In insurance, a disability is any injury or illness that limits your ability to work. But a fractured wrist is nowhere near as serious as brain damage.
So naturally, insurance companies do not treat all disabilities the same. That’s why they fall into are two categories of coverage:
- Short-term disability insurance.
- Long-term disability insurance.
Often times, high-earners like doctors combine short and long-term policies to maximize coverage. But to do so effectively, let's first take a look at what makes them different in the first place.
The differences between short-term and long-term disability
The main differences between these two types of insurance are:
- How long you can receive benefits.
- How long you have to wait from the time of your disability to receive compensation.
Short-term coverage is temporary. It covers less serious injuries that may keep you from practicing, but you are likely to recover from.
Examples might include:
- A surgeon breaking an arm or hand.
- A physician needing to recover from back surgery.
- A medical pro needing time to recover from cancer treatments.

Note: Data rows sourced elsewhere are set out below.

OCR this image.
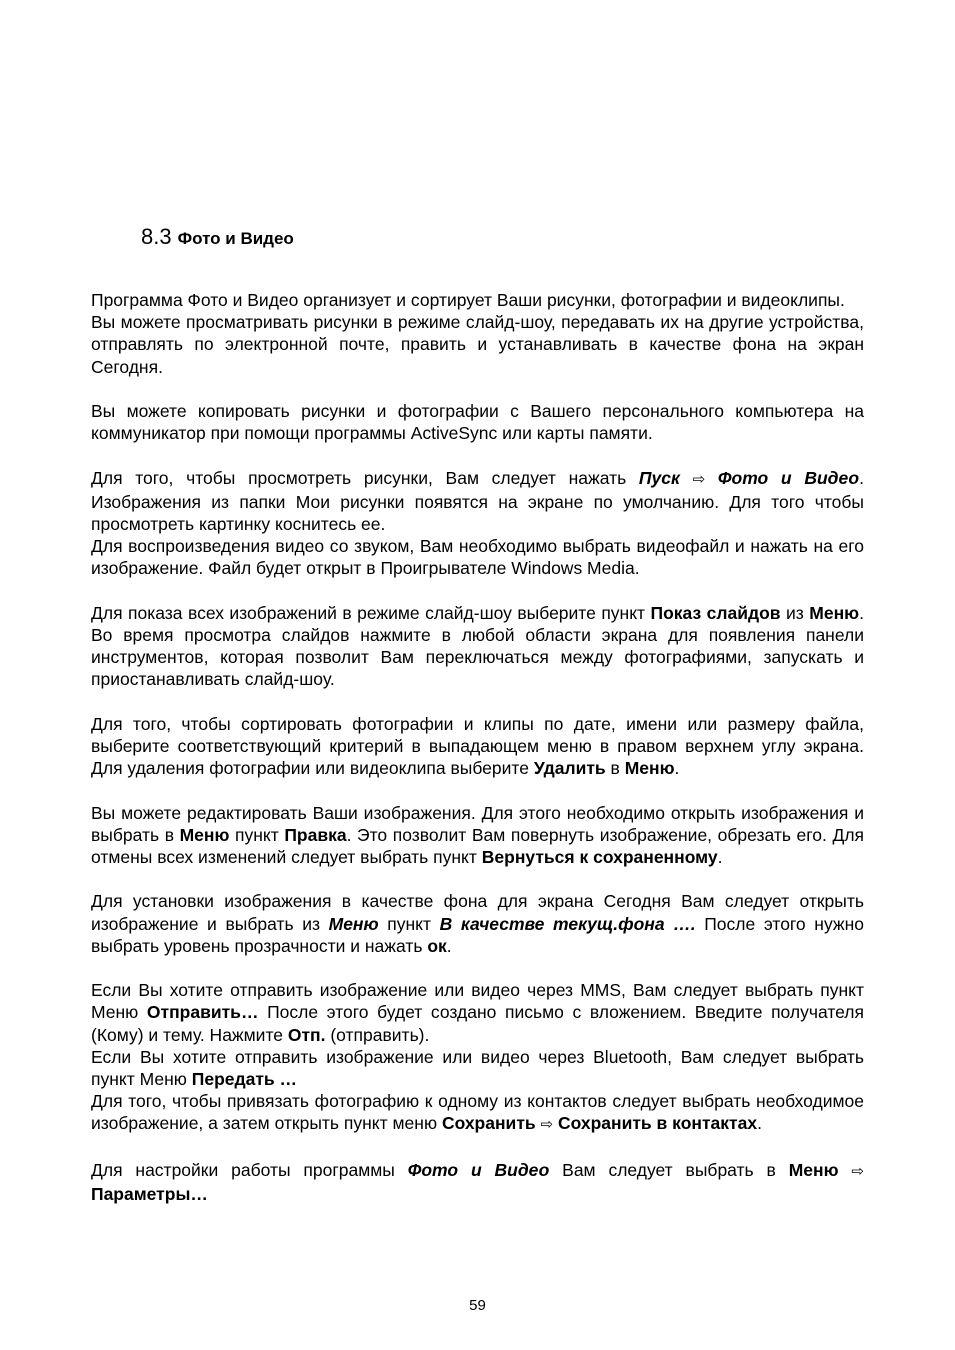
8.3 Фото и Видео

Программа Фото и Видео организует и сортирует Ваши рисунки, фотографии и видеоклипы.

Вы можете просматривать рисунки в режиме слайд-шоу, передавать их на другие устройства, отправлять по электронной почте, править и устанавливать в качестве фона на экран Сегодня.

Вы можете копировать рисунки и фотографии с Вашего персонального компьютера на коммуникатор при помощи программы ActiveSync или карты памяти.

Для того, чтобы просмотреть рисунки, Вам следует нажать Пуск ⇨ Фото и Видео. Изображения из папки Мои рисунки появятся на экране по умолчанию. Для того чтобы просмотреть картинку коснитесь ее.

Для воспроизведения видео со звуком, Вам необходимо выбрать видеофайл и нажать на его изображение. Файл будет открыт в Проигрывателе Windows Media.

Для показа всех изображений в режиме слайд-шоу выберите пункт Показ слайдов из Меню. Во время просмотра слайдов нажмите в любой области экрана для появления панели инструментов, которая позволит Вам переключаться между фотографиями, запускать и приостанавливать слайд-шоу.

Для того, чтобы сортировать фотографии и клипы по дате, имени или размеру файла, выберите соответствующий критерий в выпадающем меню в правом верхнем углу экрана. Для удаления фотографии или видеоклипа выберите Удалить в Меню.

Вы можете редактировать Ваши изображения. Для этого необходимо открыть изображения и выбрать в Меню пункт Правка. Это позволит Вам повернуть изображение, обрезать его. Для отмены всех изменений следует выбрать пункт Вернуться к сохраненному.

Для установки изображения в качестве фона для экрана Сегодня Вам следует открыть изображение и выбрать из Меню пункт В качестве текущ.фона …. После этого нужно выбрать уровень прозрачности и нажать ок.

Если Вы хотите отправить изображение или видео через MMS, Вам следует выбрать пункт Меню Отправить… После этого будет создано письмо с вложением. Введите получателя (Кому) и тему. Нажмите Отп. (отправить).

Если Вы хотите отправить изображение или видео через Bluetooth, Вам следует выбрать пункт Меню Передать …

Для того, чтобы привязать фотографию к одному из контактов следует выбрать необходимое изображение, а затем открыть пункт меню Сохранить ⇨ Сохранить в контактах.

Для настройки работы программы Фото и Видео Вам следует выбрать в Меню ⇨ Параметры…

59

Short-term benefits typically cover 60 percent of your income. There is usually a two-week waiting period from the time a claim is made until the benefit begins. Benefits will then usually last around six months --- though some may pay for as long as two years.
Many employers offer short-term coverage to employees as a group plan. In some instances, they may even pay the full premium. A handful of states require employers provide this coverage. (Short-term disability is different from workers' compensation, which covers injuries that occur on the job.) Group plans are guaranteed issue. This means you automatically qualify for coverage without going through underwriting. Short-term policies sold on an individual basis are often guaranteed issue as well.
Meanwhile, long-term disability insurance protects people from injury or illness that keep them out of work for an extended period. The waiting period is typically 90 days. But you can buy policies with waiting periods ranging from 30 days to one-year. Long-term benefits last from five to 10 years. Some plans will pay benefits until the policyholder reaches age 65. Long-term group coverage is also guaranteed issue is most cases. But those sold on an individual basis are far more complex than short-term disability insurance.
The added complexity of individual long-term disability
Because long-term policies pay benefits for several years, insurers take on greater risk.
Therefore, applicants must undergo a complete underwriting process that will assess:
- Their risk of filing a claim in the future.
- How much that claim could possibly be.
That’s why long-term policies require underwriting, which evaluates the age, gender and health of the applicant. In addition, insurers will classify physicians by their medical specialty. These classes take into account:
- The hazards of the job.
- The difficulty in returning to work following a disability.
Another factor is the claim history tied to certain professions.
There are also different policy rules for and definitions of disability.
Some policies will pay out a monthly benefit if an injury prevents you from working at your normal job, but allows you to do other types of work that reduces your income.
Other policies, while charging less for premium, will not pay benefits if you are able to work in any capacity, even if your injury prevents you from working in your chosen field of medicine.
Short-term + long-term = maximum income protection
Do not skip long-term coverage in lieu of having a short-term policy. Short-term coverage will not be adequate in the event you suffer a serious injury or illness. This could leave you without any kind of income after just a few months.
At the same time, you don't want to rely solely on group long-term coverage either. Group plans generally offer less in benefits than individual policies.
Also, your access to coverage is contingent upon:
- Your employment by the company, or...
- A member of the organization sponsoring the group plan.
If that changes, you lose coverage, period.
Group plans also tend to have an annual renewal process. That means there is no guarantee the employer or insurance company will renew the coverage.
So what's the best strategy for doctors?
Buy an individual long-term physician disability policy. Then if possible, supplement it with your employer’s short-term and long-term group plans.
By combining the two you can protect your income against just about any type of injury or illness that would affect your ability to earn an income.
When it comes to insurance, doctors require far more than most. Short-term disability insurance is not enough by itself. Often times, neither is long-term coverage. That's why is so important to understand:
- The differences between short-term and long-term coverage.
- The added complexity of individual long-term coverage.
- How to combine the two to maximize coverage.
When it comes to protecting your income, this is the most surefire way take control of what's rightfully yours.